Question

The figure below shows two blocks connected by a string of negligible mass passing over a frictionless pulley. m1 = 7.0 kg and θ = 12.0°. Assume that the incline is smooth. (a) For what value of m2 the will the system be in equilibrium? m2 = kg (b) If the block has to slide down the incline with an acceleration of 0.4 m/s2, what should be the value of m2? m2 = kg

Answer 1

First we assume there is no fiction, this is just a basic assumption of all physics problems. We also assume the rope is massless and does not change length since this problem is significantly more complicated if the rope has a mass or can change length.

For part (a) it asks about a system in equilibrium so we see that m1 is hanging vertically and if the system is in equilibrium then all the forces are constant. So I m1 is 7.0 kg then the force of gravity is

Fg = (7.0 kg) (10 N/kg) = 70 N

Since the forces are balanced there must be 70 N pulling it up. All that force is done by the other mass and transfered through the massless rope.

In this case the force of gravity on m2 is 336.681N (see the attached picture for explanation).

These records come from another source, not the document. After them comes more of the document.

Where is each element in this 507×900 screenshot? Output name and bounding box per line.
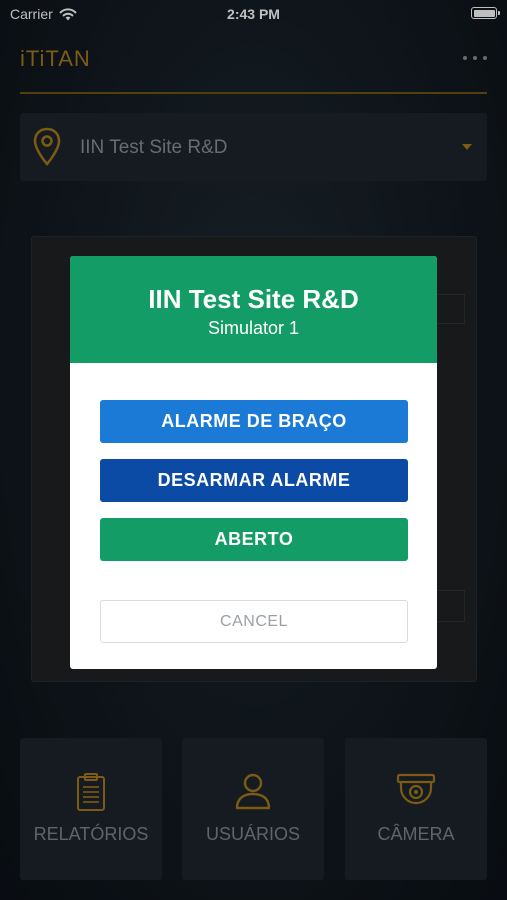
cancel-button[interactable]: CANCEL [100,600,408,643]
arm-alarm-button[interactable]: ALARME DE BRAÇO [100,400,408,443]
dialog-header: IIN Test Site R&D Simulator 1 [70,256,437,363]
alarm-action-dialog: IIN Test Site R&D Simulator 1 ALARME DE … [70,256,437,669]
dialog-title: IIN Test Site R&D [148,284,359,314]
dialog-subtitle: Simulator 1 [207,318,300,338]
disarm-alarm-button[interactable]: DESARMAR ALARME [100,459,408,502]
open-button[interactable]: ABERTO [100,518,408,561]
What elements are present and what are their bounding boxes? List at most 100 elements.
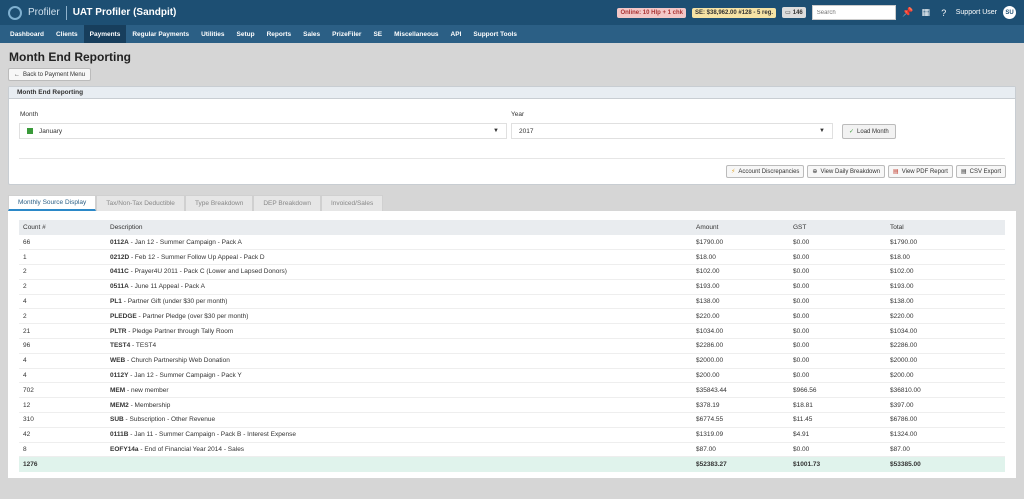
nav-api[interactable]: API: [445, 25, 468, 43]
description-cell: MEM - new member: [106, 382, 692, 399]
table-row[interactable]: 66 0112A - Jan 12 - Summer Campaign - Pac…: [19, 235, 1005, 251]
description-cell: 0111B - Jan 11 - Summer Campaign - Pack …: [106, 427, 692, 443]
tab-invoiced-sales[interactable]: Invoiced/Sales: [320, 195, 384, 211]
count-badge[interactable]: ▭ 146: [782, 7, 806, 18]
column-header-gst[interactable]: GST: [789, 220, 886, 235]
tab-tax-non-tax-deductible[interactable]: Tax/Non-Tax Deductible: [96, 195, 185, 211]
total-cell: $102.00: [886, 264, 1005, 280]
load-month-label: Load Month: [857, 128, 889, 135]
source-code: 0112A: [110, 238, 129, 246]
back-button[interactable]: ← Back to Payment Menu: [8, 68, 92, 81]
help-icon[interactable]: ?: [938, 8, 950, 18]
column-header-amount[interactable]: Amount: [692, 220, 789, 235]
table-row[interactable]: 12 MEM2 - Membership $378.19 $18.81 $397.00: [19, 397, 1005, 414]
column-header-total[interactable]: Total: [886, 220, 1005, 235]
gst-cell: $0.00: [789, 308, 886, 325]
source-code: EOFY14a: [110, 446, 139, 454]
table-row[interactable]: 21 PLTR - Pledge Partner through Tally Ro…: [19, 323, 1005, 340]
pin-icon[interactable]: 📌: [902, 7, 914, 18]
view-daily-breakdown-label: View Daily Breakdown: [820, 168, 881, 175]
source-code: MEM2: [110, 401, 129, 409]
main-content: Month End Reporting ← Back to Payment Me…: [0, 43, 1024, 499]
table-row[interactable]: 1 0212D - Feb 12 - Summer Follow Up Appea…: [19, 249, 1005, 266]
source-code: PL1: [110, 298, 122, 306]
table-row[interactable]: 2 PLEDGE - Partner Pledge (over $30 per m…: [19, 308, 1005, 325]
nav-support-tools[interactable]: Support Tools: [467, 25, 523, 43]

So if the force on m2 is about 337 N then it's mass is

m = (337 N) / (10 N/kg) = 33.7 kg

For part (b) it asks about a system where there are unbalanced forces. If m2 slides down with any acceleration and the rope cannot change length then m1 must be accelerating at the same rate. So if m1 accelerates at .4 m/s^2 then the force is

F = Fg + Fm2
F = 70 N + (7.0 kg) (.4m/s^2) = 70 N + 2.8 N = 72.8 N

So now the process for finding the mass of the other block is the same except instead of using 70 in the equation you use 72.8 N. So the new force is 350.149. So the mass must be equal to

m = (350) / (10 N/kg) = 35 kg